Descriptors: Education, higher. Dentistry. Higher education policy.


 

 

Introdução

No contexto da globalização, para destacar-se em um mundo do trabalho cada vez mais exigente e competitivo, torna-se imprescindível que o indivíduo detenha criatividade, versatilidade, flexibilidade, liderança, capacidade de relacionar-se, comunicar-se, argumentar e resolver problemas. Uma formação acadêmica de qualidade seria capaz de suprir essas necessidades do mercado21.

Nesse sentido, as diretrizes curriculares dos cursos de Odontologia preconizam que as faculdades devem basear suas atividades no tripé ensino, pesquisa e extensão5,15.

Corroborando essa perspectiva de formação, os modelos de educação tutorial têm o objetivo de propiciar uma formação de excelência, melhorando o processo de ensino e aprendizado junto à graduação. Essa atividade de tutoria é intrínseca a um modelo de educação acompanhada e continuada, de modo que grupos de acadêmicos são orientados por profissionais experientes, idealizados na figura de um tutor. Esse deve ser um guia e facilitador do aprendizado, orientando os participantes a desenvolverem a habilidade de trabalhar em grupo e torná-los seres sociais, críticos e criativos, além de aprimorar a capacidade para a pesquisa científica18,25.

Em 1979, o Diretor Geral da Coordenação de Aperfeiçoamento de Pessoal de Nível Superior (CAPES), professor doutor Cláudio de Moura Castro implantou o Programa Especial de Treinamento, atualmente denominado Programa de Educação Tutorial (PET), preocupado com a qualidade da graduação e tendo como base a própria experiência como bolsista de um programa tutorial da Faculdade de Ciências Econômicas (FACE), em Minas Gerais10,11. Somente em 2005 o programa foi oficialmente instituído pela lei nº 11.180/2005, sendo destinado ao fomento de grupos de aprendizagem tutorial mediante a concessão de bolsas de iniciação científica6. Existem 400 grupos PET em instituições de ensino superior públicas e privadas, beneficiando 4.274 alunos bolsistas e 400 tutores, 1 para cada grupo de pesquisa1,8,17.

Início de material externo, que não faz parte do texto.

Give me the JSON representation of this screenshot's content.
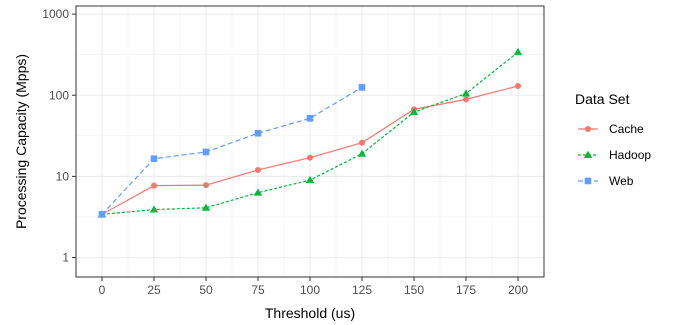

O PET-Odontologia da Universidade Federal da Bahia (UFBA) foi implantado em novembro de 1991 e desde então vem desenvolvendo uma grande quantidade de atividades, buscando aumentar cada vez mais sua interação com a graduação, com a sociedade científica e com as comunidades nas quais atua.

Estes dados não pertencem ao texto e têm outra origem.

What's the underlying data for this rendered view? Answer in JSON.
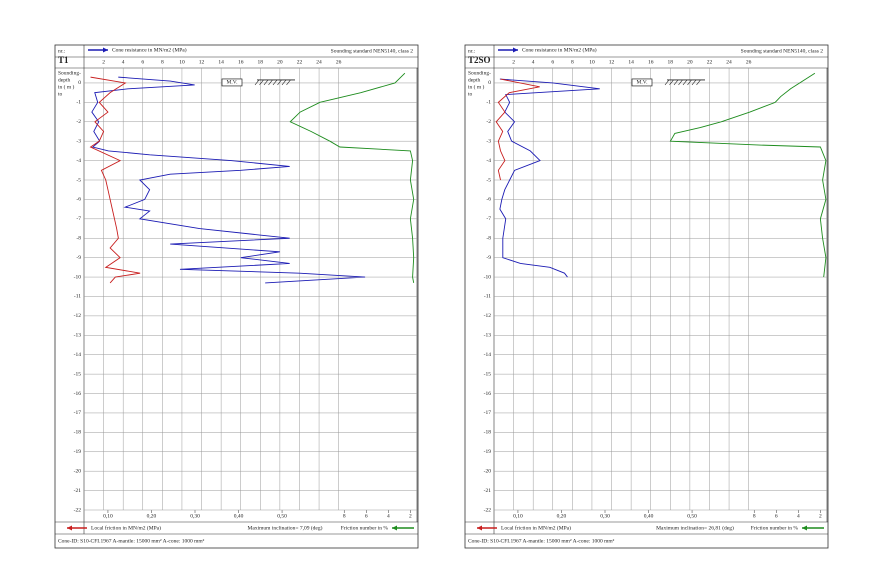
{
  "chart_data": [
    {
      "type": "line",
      "label": "nr.:",
      "title": "T1",
      "standard": "Sounding standard NEN5140, class 2",
      "y_label": [
        "Sounding-",
        "depth",
        "in ( m )",
        "to"
      ],
      "marker_label": "M.V.",
      "inclination": "Maximum inclination= 7,09 (deg)",
      "cone_id": "Cone-ID: S10-CFI.1967   A-mantle: 15000 mm²   A-cone: 1000 mm²",
      "xlim": [
        0,
        34
      ],
      "xticks": [
        2,
        4,
        6,
        8,
        10,
        12,
        14,
        16,
        18,
        20,
        22,
        24,
        26
      ],
      "x2lim": [
        0.045,
        0.81
      ],
      "x2ticks": [
        {
          "value": 0.1,
          "label": "0,10"
        },
        {
          "value": 0.2,
          "label": "0,20"
        },
        {
          "value": 0.3,
          "label": "0,30"
        },
        {
          "value": 0.4,
          "label": "0,40"
        },
        {
          "value": 0.5,
          "label": "0,50"
        }
      ],
      "x3lim": [
        31.6,
        1.4
      ],
      "x3ticks": [
        8,
        6,
        4,
        2
      ],
      "ylim": [
        0.77,
        -22
      ],
      "yticks": [
        0,
        -1,
        -2,
        -3,
        -4,
        -5,
        -6,
        -7,
        -8,
        -9,
        -10,
        -11,
        -12,
        -13,
        -14,
        -15,
        -16,
        -17,
        -18,
        -19,
        -20,
        -21,
        -22
      ],
      "grid": true,
      "series": [
        {
          "name": "Cone resistance in MN/m2 (MPa)",
          "color": "#1c1cb4",
          "axis": "x",
          "y": [
            0.3,
            0.1,
            -0.1,
            -0.3,
            -0.5,
            -1,
            -1.5,
            -2,
            -2.5,
            -3,
            -3.3,
            -3.5,
            -3.7,
            -4,
            -4.3,
            -4.5,
            -4.7,
            -5,
            -5.5,
            -6,
            -6.4,
            -6.6,
            -7,
            -7.5,
            -8,
            -8.3,
            -8.7,
            -9,
            -9.3,
            -9.6,
            -9.8,
            -10,
            -10.3
          ],
          "values": [
            3.5,
            8.8,
            11.3,
            4.5,
            1.1,
            1.4,
            0.8,
            1.5,
            1.0,
            1.6,
            0.9,
            2.5,
            6.7,
            15,
            21,
            16,
            8.8,
            5.7,
            6.7,
            6.2,
            4.2,
            6.7,
            5.7,
            11.8,
            21,
            8.8,
            20,
            16,
            21,
            9.8,
            22,
            28.7,
            18.5
          ]
        },
        {
          "name": "Local friction in MN/m2 (MPa)",
          "color": "#c81e1e",
          "axis": "x2",
          "y": [
            0.3,
            0,
            -0.5,
            -1,
            -1.5,
            -2,
            -2.5,
            -3,
            -3.3,
            -4,
            -4.5,
            -5,
            -5.5,
            -6,
            -6.5,
            -7,
            -7.5,
            -8,
            -8.5,
            -9,
            -9.5,
            -9.8,
            -10,
            -10.3
          ],
          "values": [
            0.06,
            0.14,
            0.105,
            0.08,
            0.1,
            0.07,
            0.09,
            0.08,
            0.06,
            0.128,
            0.085,
            0.095,
            0.1,
            0.105,
            0.11,
            0.115,
            0.12,
            0.124,
            0.105,
            0.128,
            0.095,
            0.174,
            0.117,
            0.105
          ]
        },
        {
          "name": "Friction number in %",
          "color": "#1e8c1e",
          "axis": "x3",
          "y": [
            0.5,
            0,
            -0.5,
            -1,
            -1.5,
            -2,
            -2.5,
            -3,
            -3.3,
            -3.5,
            -4,
            -5,
            -6,
            -7,
            -8,
            -9,
            -10,
            -10.3
          ],
          "values": [
            2.5,
            3.4,
            6.5,
            10.2,
            12,
            12.9,
            11,
            9.3,
            8.4,
            2,
            1.8,
            2,
            1.7,
            2,
            1.8,
            1.7,
            1.8,
            1.7
          ]
        }
      ]
    },
    {
      "type": "line",
      "label": "nr.:",
      "title": "T2SO",
      "standard": "Sounding standard NEN5140, class 2",
      "y_label": [
        "Sounding-",
        "depth",
        "in ( m )",
        "to"
      ],
      "marker_label": "M.V.",
      "inclination": "Maximum inclination= 26,81 (deg)",
      "cone_id": "Cone-ID: S10-CFI.1967   A-mantle: 15000 mm²   A-cone: 1000 mm²",
      "xlim": [
        0,
        34
      ],
      "xticks": [
        2,
        4,
        6,
        8,
        10,
        12,
        14,
        16,
        18,
        20,
        22,
        24,
        26
      ],
      "x2lim": [
        0.045,
        0.81
      ],
      "x2ticks": [
        {
          "value": 0.1,
          "label": "0,10"
        },
        {
          "value": 0.2,
          "label": "0,20"
        },
        {
          "value": 0.3,
          "label": "0,30"
        },
        {
          "value": 0.4,
          "label": "0,40"
        },
        {
          "value": 0.5,
          "label": "0,50"
        }
      ],
      "x3lim": [
        31.6,
        1.4
      ],
      "x3ticks": [
        8,
        6,
        4,
        2
      ],
      "ylim": [
        0.77,
        -22
      ],
      "yticks": [
        0,
        -1,
        -2,
        -3,
        -4,
        -5,
        -6,
        -7,
        -8,
        -9,
        -10,
        -11,
        -12,
        -13,
        -14,
        -15,
        -16,
        -17,
        -18,
        -19,
        -20,
        -21,
        -22
      ],
      "grid": true,
      "series": [
        {
          "name": "Cone resistance in MN/m2 (MPa)",
          "color": "#1c1cb4",
          "axis": "x",
          "y": [
            0.2,
            0,
            -0.3,
            -0.6,
            -1,
            -1.5,
            -2,
            -2.5,
            -3,
            -3.5,
            -4,
            -4.5,
            -5,
            -5.5,
            -6,
            -6.5,
            -7,
            -8,
            -9,
            -9.3,
            -9.5,
            -9.8,
            -10
          ],
          "values": [
            0.6,
            6,
            10.8,
            1.2,
            1.6,
            1.1,
            2.1,
            1.4,
            1.8,
            3.7,
            4.7,
            2.1,
            1.6,
            1.1,
            0.8,
            0.6,
            1.2,
            0.9,
            0.9,
            2.7,
            5.7,
            7.2,
            7.5
          ]
        },
        {
          "name": "Local friction in MN/m2 (MPa)",
          "color": "#c81e1e",
          "axis": "x2",
          "y": [
            0.2,
            -0.2,
            -0.5,
            -1,
            -1.5,
            -2,
            -2.5,
            -3,
            -3.5,
            -4,
            -4.5,
            -5
          ],
          "values": [
            0.06,
            0.15,
            0.08,
            0.055,
            0.07,
            0.05,
            0.065,
            0.055,
            0.06,
            0.07,
            0.055,
            0.06
          ]
        },
        {
          "name": "Friction number in %",
          "color": "#1e8c1e",
          "axis": "x3",
          "y": [
            0.5,
            -0.3,
            -0.7,
            -1,
            -1.5,
            -2,
            -2.3,
            -2.6,
            -3,
            -3.2,
            -3.3,
            -4,
            -5,
            -6,
            -7,
            -8,
            -9,
            -10
          ],
          "values": [
            2.5,
            4.7,
            5.6,
            6.1,
            8.4,
            11,
            12.9,
            15.2,
            15.6,
            7.5,
            2,
            1.5,
            1.8,
            1.5,
            2,
            1.8,
            1.5,
            1.7
          ]
        }
      ]
    }
  ]
}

Desse modo, conhecer o impacto do PET-Odontologia na formação e carreira profissional de seus ex-bolsistas mostra-se relevante, tanto pela escassez de estudos que discutam o programa, como para avali-lo, buscando assim, a melhoria da qualidade das suas ações.

Com essa perspectiva e acreditando-se que os ex-bolsistas do PET têm, de fato, uma formação diferenciada que os prepara para um mundo do trabalho cada vez mais exigente e competitivo, a proposta desta pesquisa foi verificar a inserção dos egressos do PET-Odontologia da UFBA no mundo do trabalho e se, na percepção deles, a formação complementar proporcionada pelo programa contribuiu efetivamente para a sua formação e para essa inserção.

 

Material e método

Com base nos arquivos do programa, relacionou-se os ex-bolsistas e voluntários que constavam nos registros do PET-Odontologia da UFBA, no período de 1993 a 2007, totalizando 44. Desse total, 40 foram localizados. Aqueles que participaram do grupo desde a sua criação, em 1991 até 1993, não puderam ser incluídos na amostra devido à ausência de registros.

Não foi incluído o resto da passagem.